Innovation schaut nicht mal schnell beim Design-Thinking-Workshop vorbei

Leonardo da Vinci vollbrachte seine brillantesten Leistungen auf Gebieten, die ihn selbst am meisten begeisterten. Hierzu gehören seine Arbeit an Flugapparaten und Maschinen sowie seine Studien zur Anatomie. Während Leonardo seine Ideen oft über lange Zeiträume mit Beharrlichkeit entwickelte, versuchen die meisten Unternehmen heute, neue Ideen im Schnellverfahren zu generieren.

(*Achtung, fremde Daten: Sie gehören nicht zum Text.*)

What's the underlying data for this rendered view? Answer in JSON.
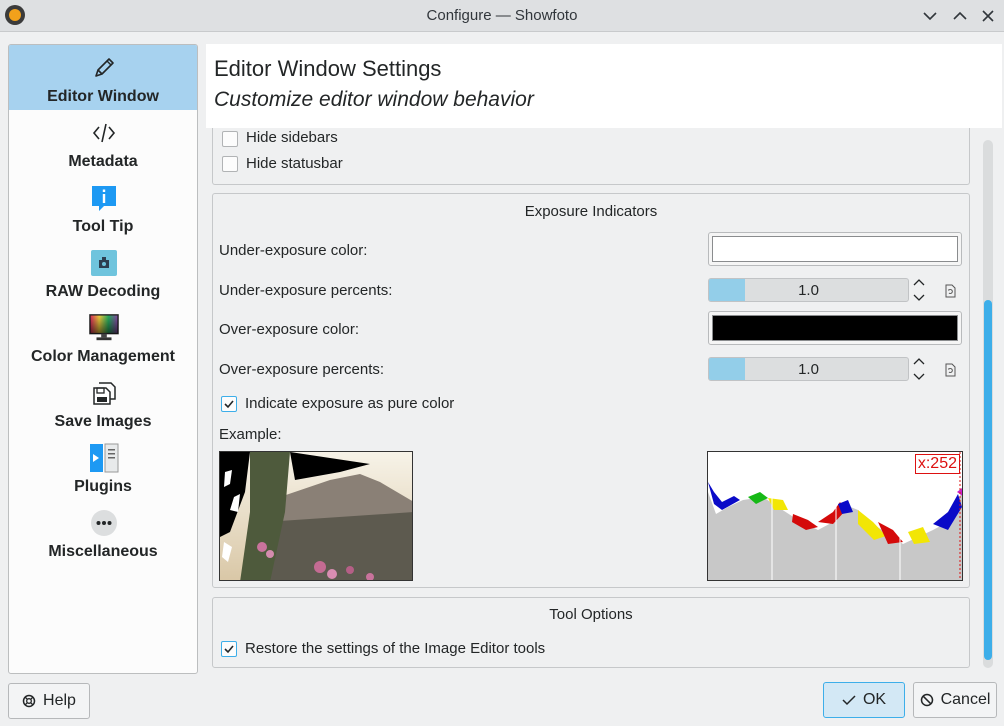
{
  "window": {
    "title": "Configure — Showfoto"
  },
  "sidebar": {
    "items": [
      {
        "label": "Editor Window",
        "icon": "pencil-icon"
      },
      {
        "label": "Metadata",
        "icon": "code-icon"
      },
      {
        "label": "Tool Tip",
        "icon": "info-icon"
      },
      {
        "label": "RAW Decoding",
        "icon": "raw-camera-icon"
      },
      {
        "label": "Color Management",
        "icon": "monitor-color-icon"
      },
      {
        "label": "Save Images",
        "icon": "save-images-icon"
      },
      {
        "label": "Plugins",
        "icon": "plugins-icon"
      },
      {
        "label": "Miscellaneous",
        "icon": "more-icon"
      }
    ],
    "active_index": 0
  },
  "header": {
    "title": "Editor Window Settings",
    "subtitle": "Customize editor window behavior"
  },
  "layout_group": {
    "hide_sidebars": {
      "label": "Hide sidebars",
      "checked": false
    },
    "hide_statusbar": {
      "label": "Hide statusbar",
      "checked": false
    }
  },
  "exposure": {
    "title": "Exposure Indicators",
    "under_color_label": "Under-exposure color:",
    "under_color": "#ffffff",
    "under_percent_label": "Under-exposure percents:",
    "under_percent": "1.0",
    "over_color_label": "Over-exposure color:",
    "over_color": "#000000",
    "over_percent_label": "Over-exposure percents:",
    "over_percent": "1.0",
    "pure_color": {
      "label": "Indicate exposure as pure color",
      "checked": true
    },
    "example_label": "Example:",
    "histogram_marker": "x:252"
  },
  "tool_options": {
    "title": "Tool Options",
    "restore": {
      "label": "Restore the settings of the Image Editor tools",
      "checked": true
    }
  },
  "buttons": {
    "help": "Help",
    "ok": "OK",
    "cancel": "Cancel"
  },
  "colors": {
    "accent": "#3daee9",
    "sidebar_active": "#a7d2ef",
    "spin_fill": "#93cee9"
  }
}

Sporadisch durchgeführte Brainstorming-Sessions und Design-Thinking-Workshops sollen die Mitarbeiter aus ihrem Alltagstrott holen und Innovationen schaffen. Doch Kreativität kommt nicht „auf Knopfdruck“ oder wenn mal wieder ein Design-Thinking-Coach im Haus ist. Sie muss sich entwickeln – und zwar konstant. Dabei können wir uns einiges von Leonardo abschauen.

Studien zu kreativen Köpfen wie da Vinci haben gezeigt, dass diese Ausnahmetalente kaum künstliche Techniken verwenden, um ihre Kreativität anzukurbeln. Das Geheimnis ihrer Innovationsstärke liegt vielmehr in ganz bestimmten Gewohnheiten und Mustern, die diese Menschen jeden Tag leben und weiterentwickeln. Ziel muss es sein, genau solche Gewohnheiten dauerhaft in unserem Alltag zu etablieren.

Was wir von Leonardo lernen können

Das Wichtigste, was wir von Leonardo lernen können, ist, das Unverbundene zu verbinden. Da Vinci interessierte sich für unterschiedlichste Dinge – genau darin lag der Ursprung seiner genialsten Ideen. Durch seine wilden Gedankenflüsse und Notizen verband er Bereiche miteinander, die auf den ersten Blick nichts miteinander zu tun zu haben schienen. Auch wir sollten offen durch die Welt gehen und uns viele neue Wissensgebiete erschließen. Das gilt für das Private ebenso wie für das Berufliche. Auch innerhalb von Unternehmen denken wir heute immer noch viel zu stark in Silos. Statt unsere Wahrnehmung nur auf „unsere“ Abteilung zu beschränken, sollten wir uns öffnen und gezielt an den Schnittstellen der Unternehmensbereiche zusammenarbeiten. Denn genau dort entstehen die wirklich innovativen Ideen.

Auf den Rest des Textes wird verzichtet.